Dr Vanessa Paloma Elbaz (2019) courtesy of Peterhouse, Cambridge
BBC reporter Nora Fakim has been learning about UK celebrations of Mimouna, a uniquely Moroccan Jewish celebration marking the end of Passover. Her report includes a short interview with Dr Vanessa Paloma Elbaz—here is a brief taster:
Dr Vanessa Paloma Elbaz, a lecturer of oral Moroccan history at Cambridge University whose family is originally from Tetouan in northern Morocco, explains that many of the items laid out on the table carry deeper meaning.
“The plate itself tells a story,” she says. “The eggs, which are always five, represents fertility and the cycle of life.
“We also place five coins for prosperity, and flour and oil to symbolise abundance after a week of restriction. We also add five beans”.
Dr Elbaz’s expertise
Elbaz’s work focuses on the cultural histories of sound in the diasporic regions of 1492’s expulsion, describing how issues of transmission, regeneration and the negotiations of gender and power intersect with sound, philosophy, and belief until today.

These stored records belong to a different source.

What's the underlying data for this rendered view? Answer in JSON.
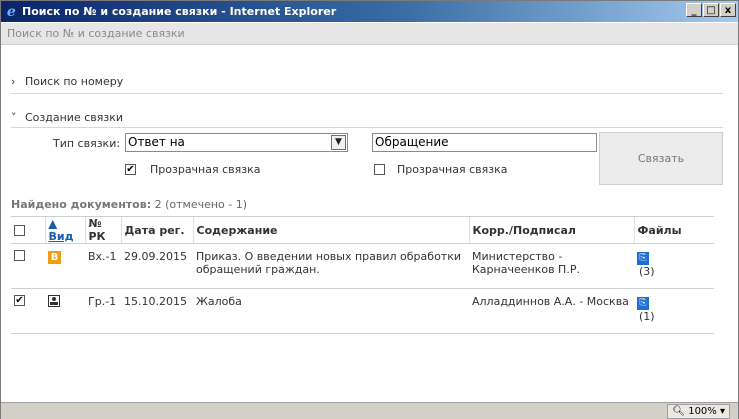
{
  "window": {
    "title": "Поиск по № и создание связки - Internet Explorer",
    "min_label": "_",
    "max_label": "□",
    "close_label": "x"
  },
  "page": {
    "header": "Поиск по № и создание связки"
  },
  "sections": {
    "search_by_number": {
      "chevron": "›",
      "label": "Поиск по номеру"
    },
    "create_link": {
      "chevron": "˅",
      "label": "Создание связки"
    }
  },
  "link_form": {
    "type_label": "Тип связки:",
    "type_value": "Ответ на",
    "target_value": "Обращение",
    "transparent_left": {
      "label": "Прозрачная связка",
      "checked": true,
      "mark": "✔"
    },
    "transparent_right": {
      "label": "Прозрачная связка",
      "checked": false,
      "mark": ""
    },
    "link_button": "Связать"
  },
  "found": {
    "label": "Найдено документов:",
    "summary": "2 (отмечено - 1)"
  },
  "table": {
    "headers": {
      "kind": "▲ Вид",
      "rk": "№ РК",
      "date": "Дата рег.",
      "content": "Содержание",
      "corr": "Корр./Подписал",
      "files": "Файлы"
    },
    "rows": [
      {
        "checked": false,
        "mark": "",
        "kind_icon": "b-icon",
        "kind_letter": "B",
        "rk": "Вх.-1",
        "date": "29.09.2015",
        "content": "Приказ. О введении новых правил обработки обращений граждан.",
        "corr": "Министерство - Карначеенков П.Р.",
        "files_icon": "paperclip-icon",
        "files_count": "(3)"
      },
      {
        "checked": true,
        "mark": "✔",
        "kind_icon": "person-icon",
        "kind_letter": "",
        "rk": "Гр.-1",
        "date": "15.10.2015",
        "content": "Жалоба",
        "corr": "Алладдиннов А.А. - Москва",
        "files_icon": "paperclip-icon",
        "files_count": "(1)"
      }
    ]
  },
  "statusbar": {
    "zoom": "100%"
  },
  "colors": {
    "titlebar_start": "#0a246a",
    "titlebar_end": "#a6caf0",
    "link": "#1a5ea8",
    "clip": "#1e6fd0",
    "badge": "#f39c12"
  }
}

Focusing on sonic transmission and languages of the Sephardi community and its diasporas as well as the use of music in relating to the national narratives of diversity in both Eastern and Western Mediterranean regions, her research combines ethnography and historical musicology to understand how voice, sound and music affect the long durée in diasporic communities. “A kind of one-woman roving museum of her own” —The New York Times, 2022.